In the US, the number of Covid-19 cases continues to rise, forcing several state governors to impose new lockdown restrictions. Weekly initial jobless claims have started to rise again, but production at US factories surprisingly accelerated by 1.1% in October. By contrast, retail sales disappointed, advancing by only 0.3% in the same month – the smallest increase since May, when the recovery began.
Joe Biden has called on Congress to unite and vote through the next stimulus package. Protracted Democratic-Republican talks are increasing pressure on the Fed to inject additional liquidity into the system. Making matters worse, Treasury Secretary Mnuchin announced last Thursday that he would call time on several programmes that allowed the Fed to provide emergency credit lines to struggling companies. Following this bad news, US Treasury yields continued slipping on Friday, in a cautious climate.
ECB boss Christine Lagarde has called on EU leaders to immediately implement the recovery plan decided in July to counter the economic repercussions of the pandemic. Currently approval is being held up by Hungary and Poland, which have vetoed the European debt-pooling plans on rule-of-law considerations.
Just as the dollar declines, Bitcoin is approaching the all-time highs seen in 2017. This exceptional performance seems much less influenced by traders and more by investors with a longer-term horizon. Bitcoin is increasingly being used as a payment method by a handful of large companies such as Square or Paypal (listed on the NYSE), all of which are set to gain from its appreciation.
Reaching the USD 18000 mark, the price of bitcoin has risen 250% year to date and is trading not far from its previous peak in 2017. But whereas in the past the Bitcoin rally propelled it to the forefront of the news and its ascent was followed in the same way as investors track the Dow Jones, this time round, appreciation has taken place behind the scenes.
It is analysts who are now sprinting to find an explanation for the upswing. The correlation between Bitcoin and gold is probably the most widely reported: Bitcoin is said to be digital gold – a kind of ‘2.0’ currency injected with the virtues of a safe haven. Bitcoin has seen its popularity soar and is increasingly available as a payment method.

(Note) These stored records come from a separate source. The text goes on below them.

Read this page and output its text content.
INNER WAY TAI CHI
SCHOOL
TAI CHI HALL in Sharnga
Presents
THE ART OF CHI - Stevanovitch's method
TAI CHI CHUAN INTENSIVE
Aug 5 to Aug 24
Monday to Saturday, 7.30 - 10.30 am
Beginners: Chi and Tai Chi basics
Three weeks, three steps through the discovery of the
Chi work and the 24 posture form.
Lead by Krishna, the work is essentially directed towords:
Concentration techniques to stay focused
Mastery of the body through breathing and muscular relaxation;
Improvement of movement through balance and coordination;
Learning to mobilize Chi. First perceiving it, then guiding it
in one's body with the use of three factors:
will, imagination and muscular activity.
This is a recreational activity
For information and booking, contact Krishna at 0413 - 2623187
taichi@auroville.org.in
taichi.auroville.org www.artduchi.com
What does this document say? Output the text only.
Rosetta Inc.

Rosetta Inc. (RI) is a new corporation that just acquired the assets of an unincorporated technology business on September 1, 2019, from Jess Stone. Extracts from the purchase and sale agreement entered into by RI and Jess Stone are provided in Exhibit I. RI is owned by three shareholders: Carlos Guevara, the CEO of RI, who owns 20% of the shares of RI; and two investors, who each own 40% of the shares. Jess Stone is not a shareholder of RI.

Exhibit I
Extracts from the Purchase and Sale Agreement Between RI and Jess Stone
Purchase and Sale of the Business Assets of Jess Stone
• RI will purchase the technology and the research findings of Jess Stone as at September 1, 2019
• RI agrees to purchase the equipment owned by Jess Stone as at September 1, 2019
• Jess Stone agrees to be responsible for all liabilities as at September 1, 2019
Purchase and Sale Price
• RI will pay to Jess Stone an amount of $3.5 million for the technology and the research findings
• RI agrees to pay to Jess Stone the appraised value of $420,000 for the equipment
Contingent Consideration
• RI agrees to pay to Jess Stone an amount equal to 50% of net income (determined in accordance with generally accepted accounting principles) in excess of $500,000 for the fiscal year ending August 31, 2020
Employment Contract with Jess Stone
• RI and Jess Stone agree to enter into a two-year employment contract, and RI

The question is whether it can now be considered a currency, which has three functions: a unit of account, a medium of exchange and a store of value. Here it is clear that the notion of value – required for safe-haven status – is crucially lacking, judging by Bitcoin’s haphazard price trends. Bitcoin has a high implied volatility and will spring a surprise on any investor who parks their money there.
Thus, be wary of misleading statistics: even a broken clock is right twice a day.